Suárez Illana se retiró de la política activa, volvió a su profesión como abogado y, sobre todo, se dedicó a estar junto a padre, afectado por el mal de Alzheimer. Ejerció como portavoz de la familia durante los once años que duró la enfermedad de su padre. En ese periodo recibió el Premio Ortega y Gasset a la Mejor Información Gráfica (2009) por la fotografía que le tomó paseando con el Rey Juan Carlos -ambos de espaldas y con el brazo del monarca sobre el hombro del expresidente- en el jardín del domicilio familiar de Suárez.

El fallecimiento de su padre fue uno de los momentos más duros en la vida de Suárez Illana. Fue él mismo quien comunicó públicamente el 21 de marzo de 2014 que la muerte del expresidente era inminente, en una comparecencia donde no ocultó ni su dolor ni las lágrimas y de la que salió entre un improvisado aplauso de los periodistas.

No ha sido el único momento trágico para el miembro de una familia castigada por el cáncer.

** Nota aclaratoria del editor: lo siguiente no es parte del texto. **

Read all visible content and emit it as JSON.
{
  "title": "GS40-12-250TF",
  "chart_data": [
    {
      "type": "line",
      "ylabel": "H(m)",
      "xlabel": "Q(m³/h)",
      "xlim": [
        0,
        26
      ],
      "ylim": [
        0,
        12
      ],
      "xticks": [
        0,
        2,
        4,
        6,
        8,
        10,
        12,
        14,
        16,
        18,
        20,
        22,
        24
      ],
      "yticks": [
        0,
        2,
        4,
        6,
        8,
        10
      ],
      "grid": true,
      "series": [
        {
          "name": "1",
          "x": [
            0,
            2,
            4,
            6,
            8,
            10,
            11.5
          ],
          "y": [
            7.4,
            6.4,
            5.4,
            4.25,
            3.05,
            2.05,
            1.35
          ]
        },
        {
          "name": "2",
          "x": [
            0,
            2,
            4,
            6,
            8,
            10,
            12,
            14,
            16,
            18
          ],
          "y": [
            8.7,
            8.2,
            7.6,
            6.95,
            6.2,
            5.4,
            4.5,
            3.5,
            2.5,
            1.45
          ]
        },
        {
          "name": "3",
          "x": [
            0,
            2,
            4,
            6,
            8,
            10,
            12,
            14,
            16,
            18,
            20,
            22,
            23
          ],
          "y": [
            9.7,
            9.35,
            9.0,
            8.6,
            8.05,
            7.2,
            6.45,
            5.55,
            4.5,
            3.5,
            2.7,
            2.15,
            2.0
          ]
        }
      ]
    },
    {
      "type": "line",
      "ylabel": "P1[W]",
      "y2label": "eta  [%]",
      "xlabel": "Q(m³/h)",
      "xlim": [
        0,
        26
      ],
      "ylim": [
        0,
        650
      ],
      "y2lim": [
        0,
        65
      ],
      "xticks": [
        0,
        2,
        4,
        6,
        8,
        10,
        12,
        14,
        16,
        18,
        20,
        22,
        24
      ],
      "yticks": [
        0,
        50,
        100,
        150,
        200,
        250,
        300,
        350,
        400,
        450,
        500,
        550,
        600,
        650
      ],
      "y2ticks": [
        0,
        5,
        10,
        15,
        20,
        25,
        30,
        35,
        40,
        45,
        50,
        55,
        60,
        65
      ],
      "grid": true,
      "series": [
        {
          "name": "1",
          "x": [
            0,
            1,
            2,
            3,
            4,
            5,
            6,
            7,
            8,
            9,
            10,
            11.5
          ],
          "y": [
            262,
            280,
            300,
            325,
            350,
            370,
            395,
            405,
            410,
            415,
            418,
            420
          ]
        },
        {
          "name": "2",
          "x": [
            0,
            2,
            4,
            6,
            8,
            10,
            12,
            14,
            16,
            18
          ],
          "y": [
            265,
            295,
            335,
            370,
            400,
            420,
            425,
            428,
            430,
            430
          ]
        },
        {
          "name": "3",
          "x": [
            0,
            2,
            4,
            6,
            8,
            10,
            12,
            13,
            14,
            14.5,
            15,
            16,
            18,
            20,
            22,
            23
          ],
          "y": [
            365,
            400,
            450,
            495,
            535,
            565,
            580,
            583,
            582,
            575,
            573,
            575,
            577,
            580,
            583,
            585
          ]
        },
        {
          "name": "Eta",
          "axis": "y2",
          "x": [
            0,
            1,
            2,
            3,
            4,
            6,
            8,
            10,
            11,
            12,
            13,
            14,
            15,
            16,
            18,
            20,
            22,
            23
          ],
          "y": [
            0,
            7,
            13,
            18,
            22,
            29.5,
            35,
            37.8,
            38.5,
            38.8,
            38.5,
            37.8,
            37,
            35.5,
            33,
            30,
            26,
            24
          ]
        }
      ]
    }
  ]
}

Su madre, Amparo Illana, y su hermana Mariam, murieron por esta enfermedad (en 2001 y 2004 respectivamente) que también han padecido sus otras dos hermanas, Laura y Sonsoles. Y él tampoco se ha librado. "Ser un Suárez y no tener un cáncer es como un huevo sin sal". Así bromeaba en mayo de 2014 -apenas un mes y medio después de la muerte de su padre- cuando reveló que le habían detectado un carcinoma epidermoide en el cuello que pudo ser tratado a tiempo y del que fue operado dos veces.

2018 fue el año de la reaparición de Suárez Illana de la mano de Pablo Casado, ya como presidente del PP, en lo que muchos interpretaron como un esfuerzo para subrayar el perfil centrista de la nueva dirección del partido. Además de presidir la nueva Fundación Concordia y Libertad creada por Casado, Suárez Illana ha acompañado al actual presidente del PP en varios tramos de su intensa campaña de las elecciones andaluzas y ha participado en diversos actos del partido con motivo del 40 aniversario de la Constitución, una visibilidad que le ha aupado para ocupar un escaño por Madrid a partir del 28 de abril.

Fuentes del partido citadas por El Independiente aseguran que Suárez Illana "dulcifica" la imagen de Casado, aunque advierten también del riesgo de "resucitar al fantasma de Castilla-La Mancha".